1:21 AM, August 13, 2007  
Blogger Lorcan said...

Dear John P:

I appreciate thy response, and it cuts right to the point. My faith as a Quaker is to follow my God, my responsibility to my fellow workers is to free them to follow their attention to God's voice, not dictate it. We know, in the dark of a mine, or as a mariner on the wet parts of the world, what we need and deserve in the way of sound safety equipment, of fair pay, respect and care when we can no longer serve our trade.

At sea, there is a code. If someone's gear is in the way, unless it is the most pressing necessity, thee brings it to the attention of thy shipmate. Thee never touches a mate's gear -- respect. A woman's right to choose how she hears God's voice on the most intimate level is not my business to touch. My union's support of her right to that responsibility is not only part of her right as a worker but her right as a child of God. If I expect to keep my hat on in court, and not swear to tell the truth, but rather state that I will speak honestly with the greatest care -- these rights I hold dear, are only possible if I respect the right of others to follow God's leading -- not to dictate how others should follow.

Rabbi Abraham Isaac Kook said, the pure righteous, do not complain of evil but increase justice, do not complain of heresy but increase faith, do not complain of ignorance but increase wisdom...

Should thee worry that abortion is not in God's plan, be a light thyself, don't block another in their following what thee sees as heresy. Sauce for the goose is that for the gander, and thy right to follow a Christian path cannot be protected if the denies another the right to go to where they hear God's voice the loudest. Thank God the Union sees that. Thy comment, "prtecting the right to abort" cuts right to it. The union does not endorce abortion, but protects the right to decide, to follow one's light, to be free.

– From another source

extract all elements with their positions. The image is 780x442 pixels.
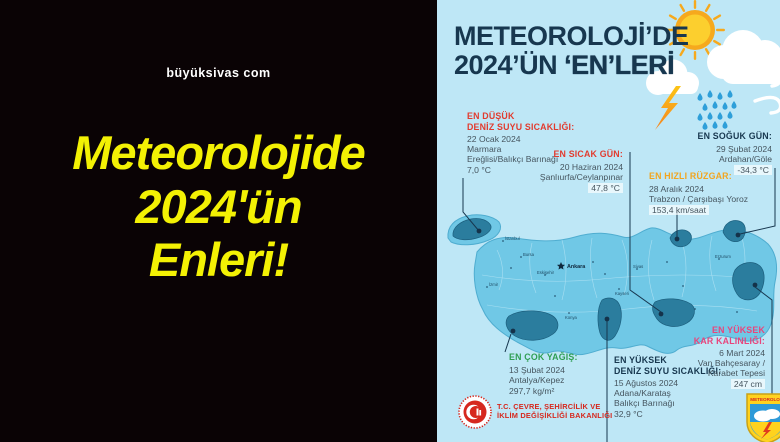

Like any other human institution, Trade Unions sometimes have, in the struggle against governments such as our own ... failed to protect nonunionized workers. This is not right, but the fault is not solely their own.

Some might be content to work and pray and live on hay, waiting for pie in the sky when they die ... but I don't think that is God's intention for those who have fed us all for a thousand years. (Thanks to Joe Hill and all ... for the quotes... )

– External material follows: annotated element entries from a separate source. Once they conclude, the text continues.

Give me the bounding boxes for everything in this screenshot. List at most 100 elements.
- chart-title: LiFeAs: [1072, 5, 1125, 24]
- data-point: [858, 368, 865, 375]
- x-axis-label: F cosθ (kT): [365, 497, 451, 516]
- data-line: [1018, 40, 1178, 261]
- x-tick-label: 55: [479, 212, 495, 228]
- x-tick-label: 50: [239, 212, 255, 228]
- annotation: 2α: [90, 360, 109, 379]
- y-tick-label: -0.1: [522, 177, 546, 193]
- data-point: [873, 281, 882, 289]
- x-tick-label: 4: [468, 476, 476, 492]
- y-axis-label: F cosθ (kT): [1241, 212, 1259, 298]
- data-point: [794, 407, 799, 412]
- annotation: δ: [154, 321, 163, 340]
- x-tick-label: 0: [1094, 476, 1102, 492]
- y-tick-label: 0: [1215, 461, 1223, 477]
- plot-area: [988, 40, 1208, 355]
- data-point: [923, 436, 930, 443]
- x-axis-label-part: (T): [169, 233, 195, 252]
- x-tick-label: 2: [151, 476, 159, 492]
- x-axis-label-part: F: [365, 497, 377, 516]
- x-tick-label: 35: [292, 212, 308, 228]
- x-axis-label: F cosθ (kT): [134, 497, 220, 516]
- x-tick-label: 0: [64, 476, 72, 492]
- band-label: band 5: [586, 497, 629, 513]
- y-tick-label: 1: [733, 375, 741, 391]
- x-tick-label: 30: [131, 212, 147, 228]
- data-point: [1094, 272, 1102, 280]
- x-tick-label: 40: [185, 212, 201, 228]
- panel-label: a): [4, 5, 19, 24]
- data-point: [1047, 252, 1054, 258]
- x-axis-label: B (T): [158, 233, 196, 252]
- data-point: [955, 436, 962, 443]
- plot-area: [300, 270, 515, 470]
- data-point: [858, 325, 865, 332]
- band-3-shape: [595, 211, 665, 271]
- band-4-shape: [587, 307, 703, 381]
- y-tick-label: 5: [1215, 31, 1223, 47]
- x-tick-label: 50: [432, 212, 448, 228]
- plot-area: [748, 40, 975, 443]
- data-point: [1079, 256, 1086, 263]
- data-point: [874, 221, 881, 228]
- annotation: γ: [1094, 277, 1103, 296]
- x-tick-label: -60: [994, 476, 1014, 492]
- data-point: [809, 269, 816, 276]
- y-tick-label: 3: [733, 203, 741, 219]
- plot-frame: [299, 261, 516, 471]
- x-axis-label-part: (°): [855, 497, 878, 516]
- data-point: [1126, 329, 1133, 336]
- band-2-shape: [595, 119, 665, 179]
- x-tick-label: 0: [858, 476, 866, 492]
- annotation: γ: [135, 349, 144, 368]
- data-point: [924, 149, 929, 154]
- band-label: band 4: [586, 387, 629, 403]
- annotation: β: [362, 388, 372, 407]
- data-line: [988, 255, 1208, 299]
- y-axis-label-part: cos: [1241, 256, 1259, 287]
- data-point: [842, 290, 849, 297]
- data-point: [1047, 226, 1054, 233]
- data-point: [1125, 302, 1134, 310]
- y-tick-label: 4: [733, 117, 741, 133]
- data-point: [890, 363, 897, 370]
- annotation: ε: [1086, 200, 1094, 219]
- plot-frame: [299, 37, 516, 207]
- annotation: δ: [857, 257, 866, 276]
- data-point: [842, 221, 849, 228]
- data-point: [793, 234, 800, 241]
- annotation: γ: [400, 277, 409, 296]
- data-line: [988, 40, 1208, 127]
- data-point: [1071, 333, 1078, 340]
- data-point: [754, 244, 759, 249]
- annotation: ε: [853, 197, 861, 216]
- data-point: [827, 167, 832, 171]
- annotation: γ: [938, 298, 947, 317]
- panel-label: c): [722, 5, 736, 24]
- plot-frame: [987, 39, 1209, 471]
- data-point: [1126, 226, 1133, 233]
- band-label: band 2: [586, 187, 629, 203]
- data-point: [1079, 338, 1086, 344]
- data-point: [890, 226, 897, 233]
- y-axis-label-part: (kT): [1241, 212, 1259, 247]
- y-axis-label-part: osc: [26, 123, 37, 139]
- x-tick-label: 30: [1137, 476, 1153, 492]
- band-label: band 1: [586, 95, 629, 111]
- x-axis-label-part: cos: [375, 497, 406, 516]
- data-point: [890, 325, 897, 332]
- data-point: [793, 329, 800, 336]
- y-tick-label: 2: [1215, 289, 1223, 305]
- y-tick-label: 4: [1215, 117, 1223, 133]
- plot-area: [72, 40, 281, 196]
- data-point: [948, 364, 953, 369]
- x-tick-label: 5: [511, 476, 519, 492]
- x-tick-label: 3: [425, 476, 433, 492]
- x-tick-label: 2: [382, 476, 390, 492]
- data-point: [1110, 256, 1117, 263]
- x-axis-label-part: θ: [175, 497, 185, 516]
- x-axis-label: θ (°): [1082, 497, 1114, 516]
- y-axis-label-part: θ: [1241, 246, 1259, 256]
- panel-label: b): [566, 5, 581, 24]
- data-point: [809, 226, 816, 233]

10:04 AM, August 16, 2007  
Blogger Rich in Brooklyn said...

I'm happy to have Lorcan, John and others continue to comment on this topic here, but I'd also like to suggest that joining Jeanne's google group is a good way to get much deeper into this discussion.

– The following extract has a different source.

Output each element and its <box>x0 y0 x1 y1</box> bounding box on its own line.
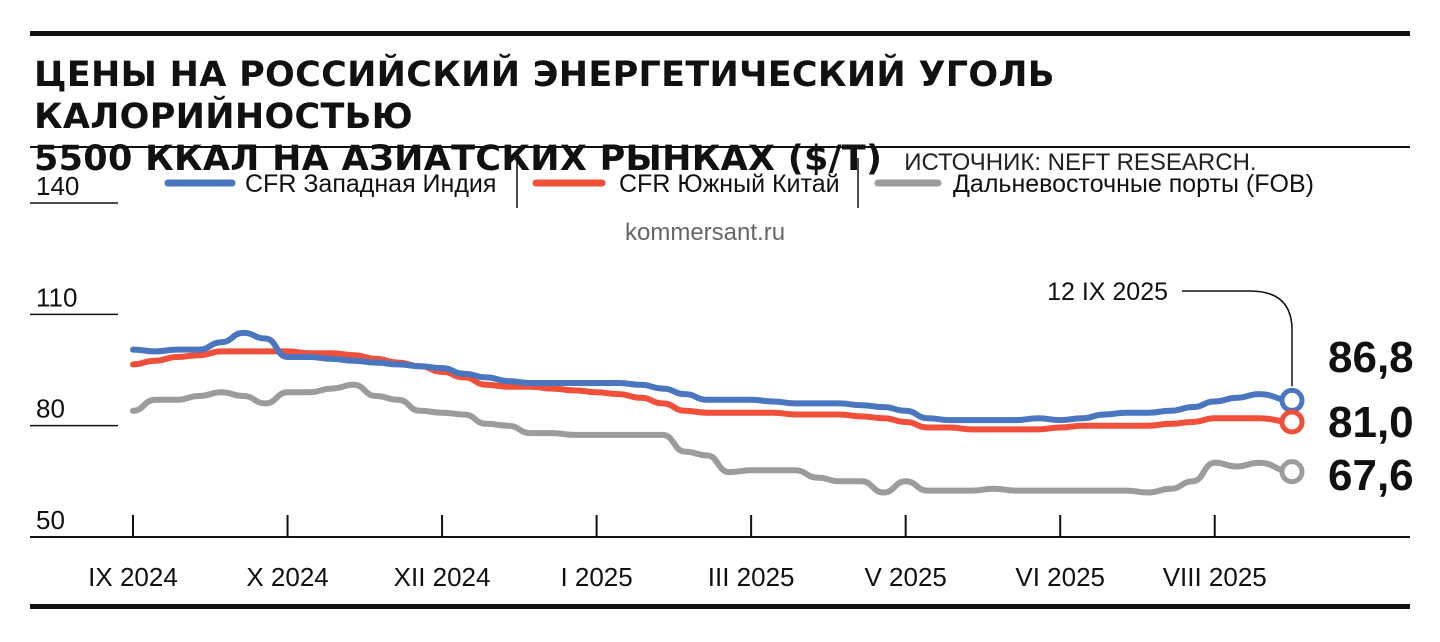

10:05 AM, August 19, 2007  
Blogger Jeanne said...

Rich,

Thanks again so much for posting my comment. Out of all this, I've started a blog on class myself. But I wanted to hold up to you a comment on Tentative Quaker's blog, and wondered if you would take a look at it and perhaps comment on it. I'm a little more than angry about it and I know my anger frightens middle/owning class Friends sometimes. I'm hoping for some allies in this. Check out Tentative Quaker's post on class and scroll down to Alan Paxton's comment.

Thanks,

Jeanne

2:48 PM, August 21, 2007  
Anonymous Anonymous said...

Thanks Rich and Lorcan. I don't think that I have that much more to say, though, besides the fact that I didn't mean to imply by my previous post about sensitivity to conscience that there aren't absolute moral standards. And, if someone objects to a group supporting the Pro-Life position because the position is absolute, the Pro-Choice position is just as much absolute--it argues that the freedom to abort must be preserved, and that to disagree is unacceptable. As you could guess, though, I disagree with the Pro-Choice position and the fact that labor unions support this position. As far as saying that God gives us the freedom of choice in this matter, and that this freedom is virtuous, this puts freedom of choice in a moral category where it doesn't belong, and could be used to justify any atrocity. I support future workers in their mothers' wombs.